Most academic journals now include the doi number. Some retroactively included doi numbers for older articles (e.g., 1960s) but not all journals. Some started around 2000. If you need the metadata for a pdf article you can go to the journal home page and search for the article. Regardless if there is or is not a pay-wall (required to pay to download article), you should be able to download the citation for any article. This will give you the metadata that you need. I download the citation information for my EndNote app for all articles that I download (just copy and paste into EndNote). There are a number of different formats for downloading the citation. The journals do not charge for downloading the citation metadata even if they charge for the article. You can also copy the metadata in Devonthink if you wish to keep a copy with each pdf.

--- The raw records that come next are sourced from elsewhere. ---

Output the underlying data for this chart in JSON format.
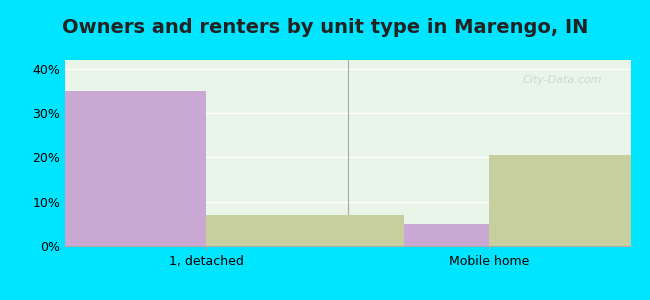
{
  "title": "Owners and renters by unit type in Marengo, IN",
  "categories": [
    "1, detached",
    "Mobile home"
  ],
  "owner_values": [
    35,
    5
  ],
  "renter_values": [
    7,
    20.5
  ],
  "owner_color": "#c9a8d4",
  "renter_color": "#c8cf9e",
  "ylim": [
    0,
    42
  ],
  "yticks": [
    0,
    10,
    20,
    30,
    40
  ],
  "ytick_labels": [
    "0%",
    "10%",
    "20%",
    "30%",
    "40%"
  ],
  "background_color": "#e8f5e8",
  "outer_background": "#00e5ff",
  "bar_width": 0.35,
  "title_fontsize": 14,
  "watermark": "City-Data.com"
}
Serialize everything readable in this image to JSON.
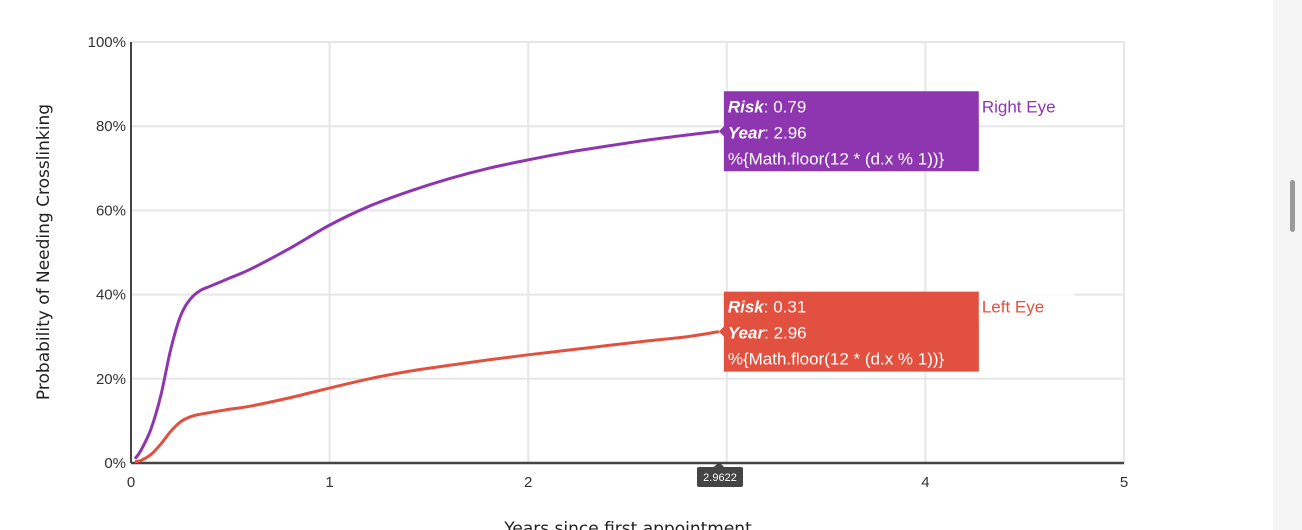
{
  "chart_data": {
    "type": "line",
    "xlabel": "Years since first appointment",
    "ylabel": "Probability of Needing Crosslinking",
    "xlim": [
      0,
      5
    ],
    "ylim": [
      0,
      1
    ],
    "x_ticks": [
      "0",
      "1",
      "2",
      "3",
      "4",
      "5"
    ],
    "y_ticks": [
      "0%",
      "20%",
      "40%",
      "60%",
      "80%",
      "100%"
    ],
    "grid": true,
    "series": [
      {
        "name": "Right Eye",
        "color": "#8e35b0",
        "x": [
          0.02,
          0.05,
          0.1,
          0.15,
          0.2,
          0.25,
          0.3,
          0.35,
          0.4,
          0.5,
          0.6,
          0.8,
          1.0,
          1.2,
          1.4,
          1.6,
          1.8,
          2.0,
          2.2,
          2.4,
          2.6,
          2.8,
          2.96
        ],
        "y": [
          0.01,
          0.03,
          0.08,
          0.16,
          0.27,
          0.35,
          0.39,
          0.41,
          0.42,
          0.44,
          0.46,
          0.51,
          0.565,
          0.61,
          0.645,
          0.675,
          0.7,
          0.72,
          0.738,
          0.753,
          0.767,
          0.779,
          0.788
        ]
      },
      {
        "name": "Left Eye",
        "color": "#e2513f",
        "x": [
          0.02,
          0.05,
          0.1,
          0.15,
          0.2,
          0.25,
          0.3,
          0.35,
          0.4,
          0.5,
          0.6,
          0.8,
          1.0,
          1.2,
          1.4,
          1.6,
          1.8,
          2.0,
          2.2,
          2.4,
          2.6,
          2.8,
          2.96
        ],
        "y": [
          0.003,
          0.006,
          0.02,
          0.045,
          0.075,
          0.098,
          0.11,
          0.116,
          0.12,
          0.128,
          0.135,
          0.155,
          0.178,
          0.2,
          0.218,
          0.232,
          0.245,
          0.257,
          0.268,
          0.279,
          0.29,
          0.3,
          0.312
        ]
      }
    ],
    "hover": {
      "x_label": "2.9622",
      "tooltips": [
        {
          "series": "Right Eye",
          "risk_label": "Risk",
          "risk_value": ": 0.79",
          "year_label": "Year",
          "year_value": ": 2.96",
          "extra": "%{Math.floor(12 * (d.x % 1))}"
        },
        {
          "series": "Left Eye",
          "risk_label": "Risk",
          "risk_value": ": 0.31",
          "year_label": "Year",
          "year_value": ": 2.96",
          "extra": "%{Math.floor(12 * (d.x % 1))}"
        }
      ]
    }
  }
}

DarylAdair · November 28, 2021, 1:11am

DOI is becoming the preferred standard, but unfortunately not yet industry-wide. I recently came across an interesting use of ‘augmented text’ to allow authors to simply highlight text from a pdf and copy it into their writing document - with this automatically providing a citation and reference. It does so by converting a pdf with DOI to ‘augmented text’. Here’s the link: https://www.augmentedtext.info Of course, for researchers this is only one small step. Working with a multiplicity of resource types - books, chapters, reports, parliamentary debates, newspaper articles, websites, and tweets means that citing and referencing is still labour intensive. Even with high-end software like Mendeley or ReadCube Papers.